La vie tokyoïte, un apprentissage de la frénésie et de la solitude. © getty images

Tinder japonais : Vanessa Montalbano dans le labyrinthe de la séduction

Olivier Rogeau
Olivier Rogeau Journaliste au Vif

Jeune française installée à Tokyo, Vanessa Montalbano y est devenue accro aux applis de rencontre. Au Japon, on date pour tout et n’importe quoi.

A 28 ans, une irrépressible envie d’ailleurs. Un jour de 2016, Vanessa Montalbano boucle sa valise, prend son chien et s’envole pour Tokyo. Avec un visa d’un an. Sept ans plus tard, elle est toujours là-bas. Quelques mois après son arrivée, elle trouve un job à mi-temps, en soirée: un baito (petit boulot payé à l’heure) dans un izakaya (bistrot) où se retrouvent, après leur journée au bureau, des groupes de salarymen qui y organisent des nomikai (réunions arrosées).

Pour «matcher», le critère du groupe sanguin peut être décisif.

La jeune Parisienne prend des cours de japonais, fait l’expérience de la frénésie de la vie tokyoïte, mais aussi de son envers moderne, la solitude. Pour perfectionner sa maîtrise de la langue, elle télécharge des applications de rencontre. Elle découvre alors les potentiels infinis du Tinder japonais. «Au Japon, on date pour tout et n’importe quoi: trouver le grand amour, le partenaire d’un soir, mais aussi un soft friend avec qui prendre son bain, partager son lit», constate Vanessa Montalbano dans le récit de son immersion japonaise Tokyo crush (1).

(1) Tokyo crush, par Vanessa Montalbano, Les Arènes, 202 p.
(1) Tokyo crush, par Vanessa Montalbano, Les Arènes, 202 p. © National

Sur Tinder, la majorité des messages sont écrits en keigo, un système codifié de politesse, avec lequel il faut se familiariser. «Très formel, ce langage crée une distance, n’aide pas à établir une intimité, prévient l’autrice. Des couples restent dans cette phase durant des mois.» La séduction obéit à des règles complexes au Japon. Il faut toujours distinguer le tatemae, ce qu’on dit, formules non conflictuelles et prévenantes, et le honne, ce que l’on pense.

Pour «matcher», le critère du groupe sanguin peut être décisif. Il est courant d’afficher A, B, O ou AB sur son profil de rencontre. De même, le physique et les traits de personnalité sont classés en catégories. Des hommes affirment avoir un visage «sel» (traits fins, teint pâle) ou «sucre» (traits ronds, enfantins), deux profils très populaires. Certains cherchent des femmes au visage tanuki (mignon, avec un petit nez et de grands yeux). D’autres se comparent à des chiens: ils assurent être gentils, fidèles, en quête d’attention.
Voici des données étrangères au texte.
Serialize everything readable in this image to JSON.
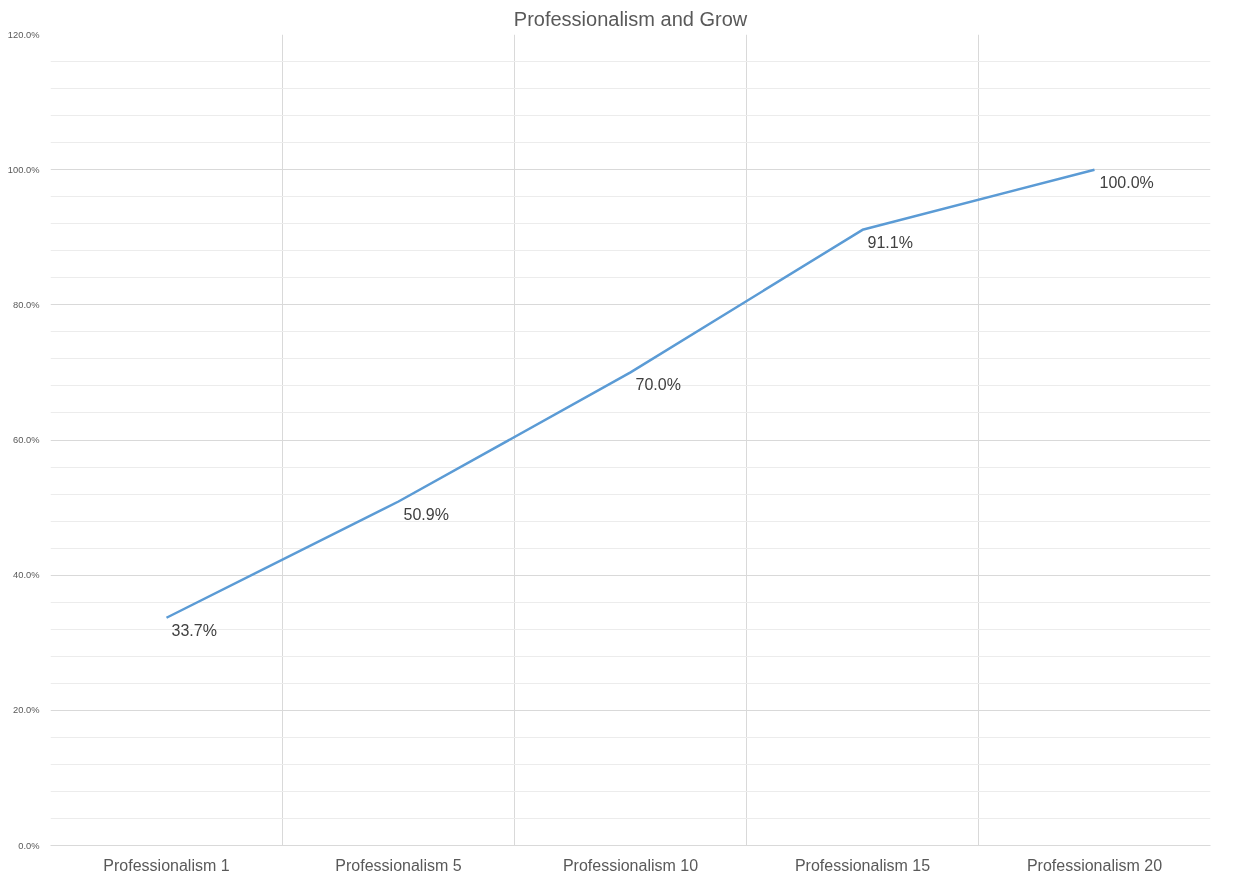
{
  "chart_data": {
    "type": "line",
    "title": "Professionalism and Grow",
    "categories": [
      "Professionalism 1",
      "Professionalism 5",
      "Professionalism 10",
      "Professionalism 15",
      "Professionalism 20"
    ],
    "series": [
      {
        "color": "#5b9bd5",
        "values": [
          33.7,
          50.9,
          70.0,
          91.1,
          100.0
        ],
        "value_labels": [
          "33.7%",
          "50.9%",
          "70.0%",
          "91.1%",
          "100.0%"
        ]
      }
    ],
    "ylim": [
      0,
      120
    ],
    "yticks": [
      {
        "value": 0,
        "label": "0.0%"
      },
      {
        "value": 20,
        "label": "20.0%"
      },
      {
        "value": 40,
        "label": "40.0%"
      },
      {
        "value": 60,
        "label": "60.0%"
      },
      {
        "value": 80,
        "label": "80.0%"
      },
      {
        "value": 100,
        "label": "100.0%"
      },
      {
        "value": 120,
        "label": "120.0%"
      }
    ],
    "grid": true,
    "marker": "none",
    "line_style": "solid"
  }
}
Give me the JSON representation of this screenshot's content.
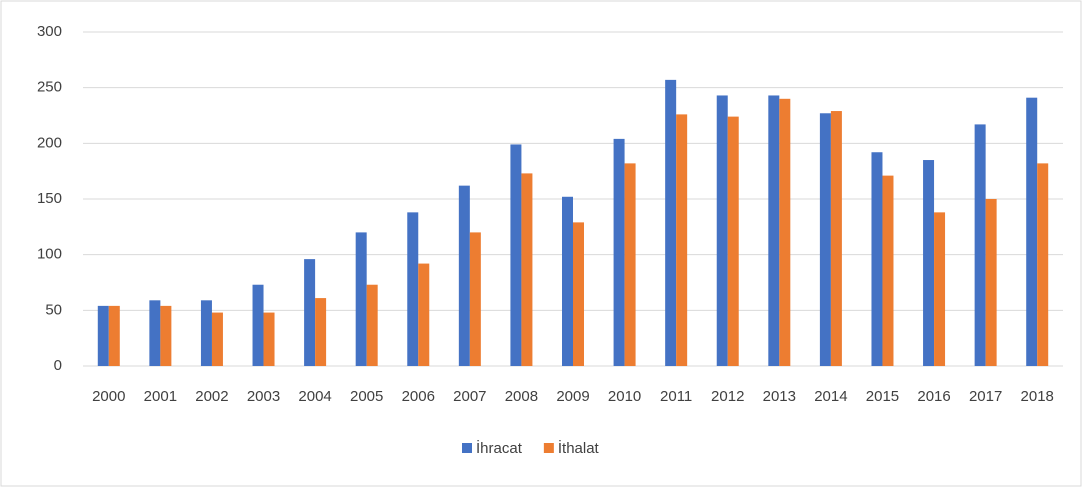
{
  "chart_data": {
    "type": "bar",
    "categories": [
      "2000",
      "2001",
      "2002",
      "2003",
      "2004",
      "2005",
      "2006",
      "2007",
      "2008",
      "2009",
      "2010",
      "2011",
      "2012",
      "2013",
      "2014",
      "2015",
      "2016",
      "2017",
      "2018"
    ],
    "series": [
      {
        "name": "İhracat",
        "color": "#4472c4",
        "values": [
          54,
          59,
          59,
          73,
          96,
          120,
          138,
          162,
          199,
          152,
          204,
          257,
          243,
          243,
          227,
          192,
          185,
          217,
          241
        ]
      },
      {
        "name": "İthalat",
        "color": "#ed7d31",
        "values": [
          54,
          54,
          48,
          48,
          61,
          73,
          92,
          120,
          173,
          129,
          182,
          226,
          224,
          240,
          229,
          171,
          138,
          150,
          182
        ]
      }
    ],
    "ylim": [
      0,
      300
    ],
    "yticks": [
      0,
      50,
      100,
      150,
      200,
      250,
      300
    ],
    "grid": true,
    "legend": "bottom"
  }
}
Vanessa Montalbano reconnaît volontiers le côté addictif des swipes: elle a multiplié les dates, les rencards, et plongé ainsi dans le labyrinthe des relations homme-femme. Son livre décrit les différentes façons d’exprimer l’amour au Japon, la masculinité changeante des hommes, les attentes de la société à l’égard des femmes, le tabou absolu de l’adultère, les risques du dating en voiture ou au karaoké – signe de consentement – et une industrie du sexe omniprésente.